Вон и он, Лёшль: склонился над клавиатурой линотипической машины с латинским шрифтом. И как ловко печатает! «Всё-таки в нашей типографии без иностранцев – никуда», – в очередной раз подумала Развадовская, которая, конечно, как и все, была поражена обнаружившемуся обилию иностранных шпионов и вредителей, свято верила в мысль Сталина о том, что по мере строительства социализма классовая борьба только усиливается, но не могла и не нарадоваться на своих иностранных рабочих. Если бы не они, то как типография справлялась бы с подготовкой такого объёма литературы на иностранных языках? Таких типографий, где наборщики умеют споро работать и с кириллицей, и с латиницей, во всём Советском Союзе наперечёт[722].
– Франц, как дела?
– Карашо, – с забавным акцентом, но как всегда живо ответил Лёшль.
– Как ты себя чувствуешь? Болят раны? – Развадовская знала, куда Лёшль пропал в 1936 г. и откуда вернулся с въевшимся южным загаром, но и сильно израненным в сентябре позапрошлого 1938 г.[723]
– No pasar?n! – ответил Франц лозунгом испанских республиканцев-антифашистов: «Они не пройдут!» В августе прошлого 1939 г. всё как будто перевернулось с ног на голову, и было, конечно, трудно поверить, что вчерашние враги-фашисты теперь те, у кого с Советским Союзом договор о ненападении. А тут ещё Молотов на сессии Верховного Совета СССР выступил с речью о «советско-германским сближении» и даже «дружбе»…[724] Но эти мысли, эти сомнения все секретари партбюро пытались тогда от себя гнать прочь-прочь-прочь.

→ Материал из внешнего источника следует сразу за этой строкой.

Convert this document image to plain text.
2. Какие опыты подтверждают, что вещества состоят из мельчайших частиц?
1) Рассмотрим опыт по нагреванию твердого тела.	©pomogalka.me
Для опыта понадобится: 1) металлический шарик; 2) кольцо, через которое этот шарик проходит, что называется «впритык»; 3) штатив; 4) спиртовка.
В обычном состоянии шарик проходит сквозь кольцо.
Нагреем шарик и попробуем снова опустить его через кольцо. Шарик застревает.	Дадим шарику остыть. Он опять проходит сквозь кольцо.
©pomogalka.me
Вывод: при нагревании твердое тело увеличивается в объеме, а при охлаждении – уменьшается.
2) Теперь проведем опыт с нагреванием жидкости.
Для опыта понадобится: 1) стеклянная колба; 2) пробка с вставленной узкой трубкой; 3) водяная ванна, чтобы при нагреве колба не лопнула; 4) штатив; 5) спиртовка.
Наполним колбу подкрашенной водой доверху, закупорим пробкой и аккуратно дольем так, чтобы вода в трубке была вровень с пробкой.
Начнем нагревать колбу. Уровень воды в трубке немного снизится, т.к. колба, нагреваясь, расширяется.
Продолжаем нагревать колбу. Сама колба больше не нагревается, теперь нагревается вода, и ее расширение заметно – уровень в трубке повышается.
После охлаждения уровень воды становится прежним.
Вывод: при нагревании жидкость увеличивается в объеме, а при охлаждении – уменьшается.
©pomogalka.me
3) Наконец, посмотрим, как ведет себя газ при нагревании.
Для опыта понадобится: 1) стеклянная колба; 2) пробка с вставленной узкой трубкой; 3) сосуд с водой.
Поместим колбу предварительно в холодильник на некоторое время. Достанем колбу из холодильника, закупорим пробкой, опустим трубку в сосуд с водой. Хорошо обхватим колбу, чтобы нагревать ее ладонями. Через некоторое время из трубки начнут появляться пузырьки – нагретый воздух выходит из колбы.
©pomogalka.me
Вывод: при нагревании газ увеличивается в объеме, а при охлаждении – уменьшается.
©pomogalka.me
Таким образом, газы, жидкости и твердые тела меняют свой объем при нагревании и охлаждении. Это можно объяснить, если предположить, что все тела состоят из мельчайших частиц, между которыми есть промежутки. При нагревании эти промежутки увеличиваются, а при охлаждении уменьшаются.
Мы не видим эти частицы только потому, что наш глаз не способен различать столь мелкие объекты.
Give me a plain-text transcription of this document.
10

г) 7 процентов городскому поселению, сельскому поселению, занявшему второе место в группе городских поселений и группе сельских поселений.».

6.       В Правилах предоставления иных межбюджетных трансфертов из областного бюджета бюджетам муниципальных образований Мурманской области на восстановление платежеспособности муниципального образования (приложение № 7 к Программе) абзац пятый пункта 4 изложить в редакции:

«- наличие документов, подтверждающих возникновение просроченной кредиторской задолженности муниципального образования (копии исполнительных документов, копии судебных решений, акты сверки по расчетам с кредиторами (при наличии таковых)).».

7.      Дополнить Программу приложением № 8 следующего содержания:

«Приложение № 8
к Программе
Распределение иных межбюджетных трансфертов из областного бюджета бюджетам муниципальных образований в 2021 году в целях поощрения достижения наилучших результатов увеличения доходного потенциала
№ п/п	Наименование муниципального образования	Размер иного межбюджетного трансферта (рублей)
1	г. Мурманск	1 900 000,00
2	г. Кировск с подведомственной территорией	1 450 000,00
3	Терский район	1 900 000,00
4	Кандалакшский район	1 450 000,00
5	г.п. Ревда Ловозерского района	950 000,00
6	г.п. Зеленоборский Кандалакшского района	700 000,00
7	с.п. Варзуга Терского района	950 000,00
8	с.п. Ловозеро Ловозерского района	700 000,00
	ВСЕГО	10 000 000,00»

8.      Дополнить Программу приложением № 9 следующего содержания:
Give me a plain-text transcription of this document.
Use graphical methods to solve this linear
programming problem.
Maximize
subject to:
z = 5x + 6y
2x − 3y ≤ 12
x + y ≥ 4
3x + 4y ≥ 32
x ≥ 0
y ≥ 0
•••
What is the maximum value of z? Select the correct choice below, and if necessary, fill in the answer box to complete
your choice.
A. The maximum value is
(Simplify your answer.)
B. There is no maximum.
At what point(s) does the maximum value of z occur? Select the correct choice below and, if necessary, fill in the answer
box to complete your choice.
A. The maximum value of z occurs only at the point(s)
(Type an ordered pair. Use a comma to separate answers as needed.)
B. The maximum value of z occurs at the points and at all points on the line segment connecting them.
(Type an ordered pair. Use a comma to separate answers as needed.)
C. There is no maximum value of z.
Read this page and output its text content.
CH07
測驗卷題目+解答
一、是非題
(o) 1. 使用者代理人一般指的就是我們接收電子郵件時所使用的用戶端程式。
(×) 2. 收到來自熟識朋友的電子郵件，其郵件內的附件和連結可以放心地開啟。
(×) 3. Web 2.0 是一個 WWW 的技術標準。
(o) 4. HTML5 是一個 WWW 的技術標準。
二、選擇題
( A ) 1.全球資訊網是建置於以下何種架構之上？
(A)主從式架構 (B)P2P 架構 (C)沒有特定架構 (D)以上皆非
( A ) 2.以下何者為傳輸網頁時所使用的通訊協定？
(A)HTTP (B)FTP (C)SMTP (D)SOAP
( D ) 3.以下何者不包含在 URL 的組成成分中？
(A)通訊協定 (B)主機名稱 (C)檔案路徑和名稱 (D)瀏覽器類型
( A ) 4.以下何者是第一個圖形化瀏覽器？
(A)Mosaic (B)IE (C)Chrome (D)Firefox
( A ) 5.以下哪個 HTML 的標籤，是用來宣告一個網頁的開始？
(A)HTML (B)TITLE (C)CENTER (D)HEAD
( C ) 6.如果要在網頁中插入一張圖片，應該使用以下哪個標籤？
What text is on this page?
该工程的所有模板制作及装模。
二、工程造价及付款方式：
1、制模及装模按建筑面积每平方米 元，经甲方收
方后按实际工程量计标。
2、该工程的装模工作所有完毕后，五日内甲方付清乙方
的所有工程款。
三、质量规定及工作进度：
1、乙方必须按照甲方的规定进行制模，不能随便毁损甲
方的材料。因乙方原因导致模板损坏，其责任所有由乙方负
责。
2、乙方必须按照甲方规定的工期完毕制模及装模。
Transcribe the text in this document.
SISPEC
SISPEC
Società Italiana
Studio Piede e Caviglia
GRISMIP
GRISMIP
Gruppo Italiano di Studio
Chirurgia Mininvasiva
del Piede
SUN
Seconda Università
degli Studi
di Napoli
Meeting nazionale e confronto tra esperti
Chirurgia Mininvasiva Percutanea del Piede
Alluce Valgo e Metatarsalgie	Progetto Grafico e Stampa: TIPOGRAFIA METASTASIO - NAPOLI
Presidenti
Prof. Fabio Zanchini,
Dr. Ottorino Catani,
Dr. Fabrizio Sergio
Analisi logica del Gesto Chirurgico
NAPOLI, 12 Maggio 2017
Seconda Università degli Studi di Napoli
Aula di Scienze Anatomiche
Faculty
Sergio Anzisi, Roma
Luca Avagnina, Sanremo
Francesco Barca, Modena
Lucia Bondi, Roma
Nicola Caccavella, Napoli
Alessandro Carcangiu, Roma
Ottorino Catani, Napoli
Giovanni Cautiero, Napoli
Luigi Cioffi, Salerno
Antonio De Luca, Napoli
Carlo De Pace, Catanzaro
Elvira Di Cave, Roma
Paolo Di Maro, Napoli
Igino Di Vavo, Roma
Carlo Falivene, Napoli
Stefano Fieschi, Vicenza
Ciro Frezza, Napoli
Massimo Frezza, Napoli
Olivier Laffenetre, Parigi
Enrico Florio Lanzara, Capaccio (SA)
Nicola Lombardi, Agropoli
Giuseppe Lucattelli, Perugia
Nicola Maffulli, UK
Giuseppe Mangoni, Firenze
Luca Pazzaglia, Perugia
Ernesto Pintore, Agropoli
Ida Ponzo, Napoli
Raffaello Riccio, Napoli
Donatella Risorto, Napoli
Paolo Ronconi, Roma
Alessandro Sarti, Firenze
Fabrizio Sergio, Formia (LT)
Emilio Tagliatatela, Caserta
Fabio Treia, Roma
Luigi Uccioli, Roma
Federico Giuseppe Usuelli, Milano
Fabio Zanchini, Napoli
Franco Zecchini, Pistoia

– Франц, напомни, а где ты выучился на наборщика? – На самом деле Развадовская знала эту историю наизусть, но во-первых, ей нравилось слушать его акцент, а во-вторых, у кого ещё в СССР сейчас была возможность вот так запросто поговорить с настоящим иностранцем?
– Я же вам рассказывал. В 15 лет я стал учеником в типографии[725].
– Да, да, продолжай.
– Называлась типография…
– Подожди-подожди, сейчас сама вспомню… «Арктика»?
– «Адрия»![726]
– Ну конечно!
– Может, и адрес моего первого места работы вспомните?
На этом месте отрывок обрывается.